Originally reviewed 29th January, 2013
I’ve been meaning to read this for, literally, years. I’m glad I finally got round to it. I was expecting something a bit more dry, I think, but actually A Canticle for Leibowitz is full of humour. There’s a lot of dark themes, yes, but there’s also a sort of understanding of human nature. A wry smile at our own expense.
How convincing you find it might depend on whether you believe the underlying idea: that we are more or less doomed to repeat history over and over. I don’t believe that, not really, but there is something painfully true in Canticle as well. It might also depend on your relationship to religion, which is very much central to the book — centred as it is around a monastery — although it treats that fairly lightly in some ways, and notes the ironies that creep in. The veneration, for example, of a man for all the wrong reasons.
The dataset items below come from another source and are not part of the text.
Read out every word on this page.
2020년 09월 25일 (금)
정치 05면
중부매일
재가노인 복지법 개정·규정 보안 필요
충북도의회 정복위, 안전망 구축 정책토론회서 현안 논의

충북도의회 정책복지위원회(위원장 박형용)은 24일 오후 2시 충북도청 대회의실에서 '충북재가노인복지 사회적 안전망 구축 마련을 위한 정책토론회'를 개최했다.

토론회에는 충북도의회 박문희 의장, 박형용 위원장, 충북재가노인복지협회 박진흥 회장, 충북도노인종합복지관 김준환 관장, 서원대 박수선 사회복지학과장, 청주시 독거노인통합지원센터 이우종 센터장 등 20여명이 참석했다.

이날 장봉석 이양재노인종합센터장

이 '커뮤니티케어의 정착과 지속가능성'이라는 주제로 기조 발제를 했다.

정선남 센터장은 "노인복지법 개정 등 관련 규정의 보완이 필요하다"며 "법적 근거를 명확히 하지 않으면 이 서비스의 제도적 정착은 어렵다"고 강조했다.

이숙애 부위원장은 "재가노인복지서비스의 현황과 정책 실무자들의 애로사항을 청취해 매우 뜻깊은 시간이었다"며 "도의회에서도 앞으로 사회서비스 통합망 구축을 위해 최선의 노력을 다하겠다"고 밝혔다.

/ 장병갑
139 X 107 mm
One part that really made me uncomfortable is in the last section, which is a lot darker. Suddenly I was forced to question what the characters stood for, whether I stood with them. The whole debate about euthanasia for a child with radiation sickness — that made me feel ill, because I do believe in euthanasia, I don’t believe that pointless suffering should be prolonged and I don’t believe that any deity worth believing in would think so. But that, on reflection, is no bad thing — because despite the light touch, the wry smile, there’s a lot to think about here.